When neurobehavioral problems appear or worsen, clinicians should consider the possibility of delirium, pain, or discomfort as a cause for patients' symptoms before initiating treatment. (See "Diagnosis of delirium and confusional states" and "Delirium and acute confusional states: Prevention, treatment, and prognosis".)
Patients with FTD are susceptible to adverse effects of medications (such as anxiolytics and antipsychotics) used to treat behavioral symptoms [25]. These adverse effects may include paradoxical behavioral reactions, extrapyramidal side effects, confusion, and sedation. These adverse effects are described in more detail separately (see "Selective serotonin reuptake inhibitors: Pharmacology, administration, and side effects"). To mitigate these effects, we start with the lowest available dose, titrate the dose upward slowly, and frequently monitor for side effects. In our clinic, we use serotonergic medications as first-line treatments for behavioral symptoms.
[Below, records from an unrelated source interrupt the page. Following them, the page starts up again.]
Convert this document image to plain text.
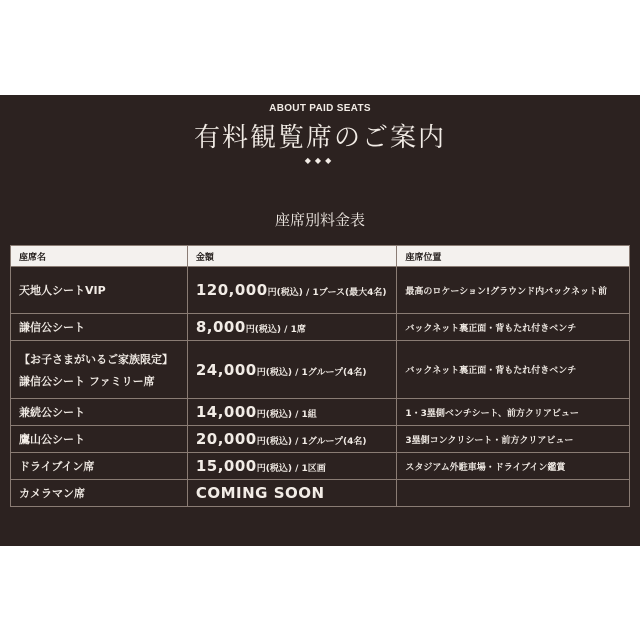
ABOUT PAID SEATS
有料観覧席のご案内
◆◆◆
座席別料金表
座席名	金額	座席位置

天地人シートVIP	120,000円(税込) / 1ブース(最大4名)	最高のロケーション!グラウンド内バックネット前

謙信公シート	8,000円(税込) / 1席	バックネット裏正面・背もたれ付きベンチ

【お子さまがいるご家族限定】
謙信公シート ファミリー席	24,000円(税込) / 1グループ(4名)	バックネット裏正面・背もたれ付きベンチ

兼続公シート	14,000円(税込) / 1組	1・3塁側ベンチシート、前方クリアビュー

鷹山公シート	20,000円(税込) / 1グループ(4名)	3塁側コンクリシート・前方クリアビュー

ドライブイン席	15,000円(税込) / 1区画	スタジアム外駐車場・ドライブイン鑑賞

カメラマン席	COMING SOON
Because the side effects of various medications may exacerbate behavioral symptoms, slow movement and reaction times, and contribute to confusion, the role of each medication should be continuously reevaluated; medications of unclear benefit should be tapered cautiously.
Serotonergic medications — A treatment trial of a serotonin reuptake inhibitor (eg, citalopram 10 to 20 mg once daily) or trazodone 25 mg once daily is suggested as initial pharmacotherapy for patients with troubling behavioral symptoms of FTD. Doses can be gradually titrated according to symptomatic improvement or may be limited by side effects, but are generally kept low. The evidence supporting the use of serotonergic medications is stronger than for other classes of medications. However, this evidence comes mostly from uncontrolled observations rather than from controlled clinical trials. In our clinic, we typically allow several weeks after a slow titration to evaluate whether the selective serotonin reuptake inhibitor (SSRI) is providing a benefit before trying a different medication in this class.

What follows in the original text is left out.